# Illustrator 10 - Form von Pfad(en) abziehen - ehemals Linie als Messer verwenden



## Al Tutori (23. Juli 2005)

Hallo,

ich versuche, eine beliebige Menge von Pfaden entlang einer beliebigen Linie/Form zu beschneiden. Das Endergebnis soll (im Gegensatz zu einer Maske etc.) so aussehen:

- Alle Elemente/Ankerpunkte ausserhalb der Schnittform/-linie sind verschwunden.
- Die Schnittform/-linie selbst ist verschwunden.
- die Pfade innerhalb der Schnittform/-linie sind übrig und haben idealerweise ihre Attribute wie Farbe und Stärke erhalten.

Der Pathfinder kann so etwas anscheinend nur mit Objekten, nicht mit Pfaden, ich möchte aber (wegen nachfolgender Schritte) die Pfade NICHT umwandeln.

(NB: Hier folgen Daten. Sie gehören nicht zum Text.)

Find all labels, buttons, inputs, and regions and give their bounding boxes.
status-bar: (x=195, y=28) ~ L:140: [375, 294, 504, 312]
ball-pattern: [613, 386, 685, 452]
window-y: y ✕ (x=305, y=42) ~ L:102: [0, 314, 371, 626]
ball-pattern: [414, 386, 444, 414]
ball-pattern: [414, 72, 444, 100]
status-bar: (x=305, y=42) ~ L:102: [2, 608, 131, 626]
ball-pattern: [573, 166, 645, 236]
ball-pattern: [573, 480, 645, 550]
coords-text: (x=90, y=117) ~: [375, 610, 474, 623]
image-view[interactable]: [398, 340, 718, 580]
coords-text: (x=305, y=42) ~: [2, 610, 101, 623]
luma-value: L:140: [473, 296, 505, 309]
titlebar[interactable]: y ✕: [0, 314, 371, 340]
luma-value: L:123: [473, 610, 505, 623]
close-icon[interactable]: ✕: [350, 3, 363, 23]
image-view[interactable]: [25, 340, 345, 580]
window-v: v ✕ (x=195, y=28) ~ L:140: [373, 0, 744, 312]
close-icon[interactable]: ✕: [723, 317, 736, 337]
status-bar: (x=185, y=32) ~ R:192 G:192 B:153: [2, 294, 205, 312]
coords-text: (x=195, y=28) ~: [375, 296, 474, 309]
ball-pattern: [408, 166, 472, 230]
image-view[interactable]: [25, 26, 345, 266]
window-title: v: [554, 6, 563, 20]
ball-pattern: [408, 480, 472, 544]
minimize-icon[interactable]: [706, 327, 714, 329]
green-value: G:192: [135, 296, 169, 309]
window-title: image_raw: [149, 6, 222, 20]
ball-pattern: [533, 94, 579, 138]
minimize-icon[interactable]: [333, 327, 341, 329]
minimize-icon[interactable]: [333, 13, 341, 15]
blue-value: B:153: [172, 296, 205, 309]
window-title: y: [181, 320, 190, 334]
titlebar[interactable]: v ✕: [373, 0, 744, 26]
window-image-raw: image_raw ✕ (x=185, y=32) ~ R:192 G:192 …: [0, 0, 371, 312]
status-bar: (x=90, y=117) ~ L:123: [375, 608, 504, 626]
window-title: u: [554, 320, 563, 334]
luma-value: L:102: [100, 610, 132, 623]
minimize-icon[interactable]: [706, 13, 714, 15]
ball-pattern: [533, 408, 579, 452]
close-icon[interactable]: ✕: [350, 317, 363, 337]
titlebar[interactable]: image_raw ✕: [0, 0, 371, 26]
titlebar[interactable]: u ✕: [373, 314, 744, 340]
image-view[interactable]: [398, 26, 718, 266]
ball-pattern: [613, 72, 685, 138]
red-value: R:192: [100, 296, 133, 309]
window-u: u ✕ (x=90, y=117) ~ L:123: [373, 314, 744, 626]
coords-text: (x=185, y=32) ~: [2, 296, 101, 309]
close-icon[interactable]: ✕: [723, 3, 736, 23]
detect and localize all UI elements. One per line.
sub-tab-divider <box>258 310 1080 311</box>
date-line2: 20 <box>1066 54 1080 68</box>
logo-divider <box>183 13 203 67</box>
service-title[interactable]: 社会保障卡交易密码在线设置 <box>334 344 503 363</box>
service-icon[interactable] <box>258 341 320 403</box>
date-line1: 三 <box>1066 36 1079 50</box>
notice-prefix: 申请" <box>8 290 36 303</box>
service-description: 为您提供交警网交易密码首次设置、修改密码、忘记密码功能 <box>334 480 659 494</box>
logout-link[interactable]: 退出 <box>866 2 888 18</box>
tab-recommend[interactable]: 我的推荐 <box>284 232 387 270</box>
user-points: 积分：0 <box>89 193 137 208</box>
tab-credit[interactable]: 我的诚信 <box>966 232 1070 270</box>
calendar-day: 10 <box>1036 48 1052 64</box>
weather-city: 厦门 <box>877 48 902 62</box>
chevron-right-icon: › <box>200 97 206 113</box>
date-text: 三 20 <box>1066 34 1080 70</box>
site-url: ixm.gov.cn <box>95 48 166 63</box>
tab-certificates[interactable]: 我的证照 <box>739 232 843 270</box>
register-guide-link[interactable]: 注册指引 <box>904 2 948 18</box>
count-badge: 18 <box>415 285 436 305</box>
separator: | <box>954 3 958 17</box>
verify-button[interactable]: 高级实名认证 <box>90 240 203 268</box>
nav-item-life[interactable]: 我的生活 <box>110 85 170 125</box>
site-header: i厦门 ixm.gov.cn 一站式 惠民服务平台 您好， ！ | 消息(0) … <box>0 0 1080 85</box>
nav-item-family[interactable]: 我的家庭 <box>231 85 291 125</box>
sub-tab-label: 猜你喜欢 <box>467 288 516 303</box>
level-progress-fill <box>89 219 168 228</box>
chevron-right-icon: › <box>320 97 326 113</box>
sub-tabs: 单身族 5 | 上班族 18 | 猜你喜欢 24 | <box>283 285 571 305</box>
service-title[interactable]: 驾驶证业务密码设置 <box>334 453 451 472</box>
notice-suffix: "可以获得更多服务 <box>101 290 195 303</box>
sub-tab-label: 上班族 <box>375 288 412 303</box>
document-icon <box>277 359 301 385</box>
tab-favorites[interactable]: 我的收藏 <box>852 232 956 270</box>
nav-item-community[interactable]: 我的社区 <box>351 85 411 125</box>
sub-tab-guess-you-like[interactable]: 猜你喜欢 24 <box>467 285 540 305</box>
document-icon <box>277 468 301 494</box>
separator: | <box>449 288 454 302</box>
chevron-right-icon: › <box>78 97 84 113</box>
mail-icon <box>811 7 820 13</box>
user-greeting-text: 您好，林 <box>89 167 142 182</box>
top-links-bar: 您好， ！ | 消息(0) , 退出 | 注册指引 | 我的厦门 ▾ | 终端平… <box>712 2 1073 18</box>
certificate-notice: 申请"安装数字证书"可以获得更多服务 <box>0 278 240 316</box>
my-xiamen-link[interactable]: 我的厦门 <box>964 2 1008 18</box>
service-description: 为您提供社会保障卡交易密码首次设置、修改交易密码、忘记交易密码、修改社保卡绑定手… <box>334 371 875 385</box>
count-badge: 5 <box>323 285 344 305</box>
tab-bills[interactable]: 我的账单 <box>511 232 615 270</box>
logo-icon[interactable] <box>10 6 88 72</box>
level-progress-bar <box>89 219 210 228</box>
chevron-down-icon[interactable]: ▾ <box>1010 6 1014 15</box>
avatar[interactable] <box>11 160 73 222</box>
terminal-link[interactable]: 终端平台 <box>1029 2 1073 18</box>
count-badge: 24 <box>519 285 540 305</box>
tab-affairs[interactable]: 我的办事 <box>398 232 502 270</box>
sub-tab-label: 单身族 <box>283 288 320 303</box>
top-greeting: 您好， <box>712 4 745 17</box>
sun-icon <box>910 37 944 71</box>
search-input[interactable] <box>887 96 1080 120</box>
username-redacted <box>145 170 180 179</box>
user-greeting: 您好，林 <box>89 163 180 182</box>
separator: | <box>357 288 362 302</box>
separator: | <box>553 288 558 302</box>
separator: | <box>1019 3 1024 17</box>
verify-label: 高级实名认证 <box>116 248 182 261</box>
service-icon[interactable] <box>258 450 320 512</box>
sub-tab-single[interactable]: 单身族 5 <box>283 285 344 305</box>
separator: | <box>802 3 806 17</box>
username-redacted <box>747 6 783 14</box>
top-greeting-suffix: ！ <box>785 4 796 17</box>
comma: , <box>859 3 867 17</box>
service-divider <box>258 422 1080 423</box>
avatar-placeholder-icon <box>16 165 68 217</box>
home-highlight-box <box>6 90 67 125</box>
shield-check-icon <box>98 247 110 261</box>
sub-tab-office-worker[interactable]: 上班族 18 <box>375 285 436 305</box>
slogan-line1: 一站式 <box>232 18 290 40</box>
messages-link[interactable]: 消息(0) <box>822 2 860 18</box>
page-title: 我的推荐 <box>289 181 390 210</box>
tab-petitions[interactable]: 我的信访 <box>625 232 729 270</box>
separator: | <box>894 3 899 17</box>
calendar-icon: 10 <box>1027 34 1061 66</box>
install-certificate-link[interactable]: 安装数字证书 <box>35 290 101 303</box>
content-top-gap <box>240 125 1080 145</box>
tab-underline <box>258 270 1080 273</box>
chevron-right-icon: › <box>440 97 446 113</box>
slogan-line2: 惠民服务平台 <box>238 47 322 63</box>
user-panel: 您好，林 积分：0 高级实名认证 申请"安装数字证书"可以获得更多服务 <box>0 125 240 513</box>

Ich möchte auch nicht oder wenn, dann nur überschaubar manuell nacharbeiten muessen.

Ich erinnere mich an eine alte Funktion „Pfad als Messer verwenden“, entsprechendes finde ich nicht mehr...

any ideas?

;-)


----------



## thoru (24. Juli 2005)

Hallo Al Tutori,

vielleicht hilft dir die Funktion "Darunter liegende Objekte aufteilen" aus dem Menü
Objekt\Pfad. Du kannst nur nicht alle Pfade auf einmal nutzen um das drunterliegende
Objekt auf zu teilen.


----------



## Al Tutori (24. Juli 2005)

Hi,

danke! Das Aufteilen von Objekten ist kein Problem, aber ich will ja eben - umgekehrt - Pfade bzw. Pfad-haufen entlang einer oder mehrerer beliebiger Formen „ausstanzen“.

Gruesse,
Al


----------



## Al Tutori (24. Juli 2005)

Im Prinzip kommt die Pathfinder-Funktion „Kontur Aufteilen“ am nächsten - mit den Nachteilen dass alle Pfade übrigbleiben, ihre Attribute verlieren und manuell geloescht werden muessen.


----------